Well, it didn’t take long to figure out that the 2013 TE310 is a better bike that any of its predecessors. Those small percentage gains mentioned before are impossible to miss; the TE is more responsive and has a midrange punch well beyond the 2012’s efforts.
Most trailriders will fall in love with an engine that offers what the TE does in stock form. For me, though, it signed off pretty early and is in need of some more top end. There is a fix through the EFI that does exactly that and we’re told you can even keep the stock pipe on. I wouldn’t mind riding a bike set up like this.
The bike feels stable and not in any way flighty at the front. The suspension has something of a harsh feel to it but on our ride day we found it could take anything we hit without dramas. We rode single trail and fast open tracks and finished the day on some fun jumps and didn’t change a setting throughout the day. I think some amount of tuning will be needed for anyone looking to push the TE but the average bloke will probably work the clickers for a plusher feel.
The bike seems well balanced overall. The engine sits in a sweet spot that provides the torque you need to conquer trail trash and hills but also the power you want to get a buzz. The gearing seems pretty close although that depends on where you ride; we might look at dropping a couple of teeth at the rear to buy back some top-end pace. There’s bottom end to spare, believe me.
Of course, the TE also runs a hydraulic clutch and a very nice set of Brembo brakes that are up to par with anything else on the market. In fact there’s very little in the way of disposable parts on the TE. Look to replace the stock bashplate with a metal unit and ditch those stock grips immediately for something with some amount of comfort.
The only item that truly bugged me was the gear lever. It can be harder to find than whats his name in Where’s Wally? It’s too short and sits too far to the right of your boot, so I’d replace it with a larger Hammerhead job or something similar.
The TE310 has come of age. This is a very good bike — perhaps one of two bikes in the current Husqvarna stable that has everything it needs to stare down the competition. Our mate Stephen Tuff has spent the better part of a year on one; he loves it and I can see why.
The 300–400cc bracket seems to be a sweet spot of sorts for the trail market and the TE is an example of how that’s come about.

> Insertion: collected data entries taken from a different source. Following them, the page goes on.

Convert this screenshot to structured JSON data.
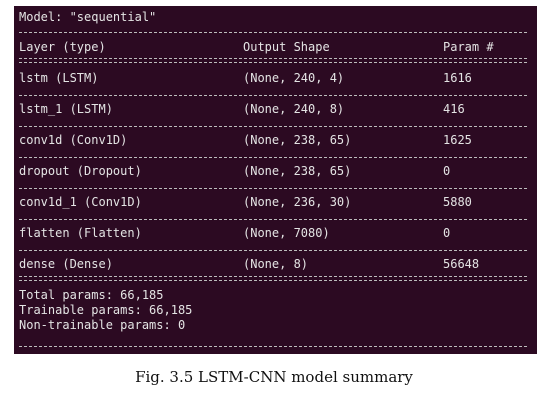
{
  "model": {
    "title_line": "Model: \"sequential\""
  },
  "table": {
    "headers": {
      "layer": "Layer (type)",
      "output": "Output Shape",
      "params": "Param #"
    },
    "rows": [
      {
        "layer": "lstm (LSTM)",
        "output": "(None, 240, 4)",
        "params": "1616"
      },
      {
        "layer": "lstm_1 (LSTM)",
        "output": "(None, 240, 8)",
        "params": "416"
      },
      {
        "layer": "conv1d (Conv1D)",
        "output": "(None, 238, 65)",
        "params": "1625"
      },
      {
        "layer": "dropout (Dropout)",
        "output": "(None, 238, 65)",
        "params": "0"
      },
      {
        "layer": "conv1d_1 (Conv1D)",
        "output": "(None, 236, 30)",
        "params": "5880"
      },
      {
        "layer": "flatten (Flatten)",
        "output": "(None, 7080)",
        "params": "0"
      },
      {
        "layer": "dense (Dense)",
        "output": "(None, 8)",
        "params": "56648"
      }
    ]
  },
  "summary": {
    "total": "Total params: 66,185",
    "trainable": "Trainable params: 66,185",
    "non_trainable": "Non-trainable params: 0"
  },
  "caption": "Fig. 3.5 LSTM-CNN model summary"
}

It’s a well-thought-out bike that offers the ability to ride at your pace without fear of a bolter but with no giving up the option of riding damn fast.
KTM 350 EXC-F
KTM was the first to throw its weight behind the modern, mid-sized enduro bike and it has a very good thing on its hands with the 350EXC-F. The TE comes in a lot less expensive than the KTM and the performance gap that once existed is now narrower than ever, as the number of genuine parts for the Husky grows. However, they don’t feel much alike with very different ergos and suspension, so ride them both before you make any decision because they really are different animals.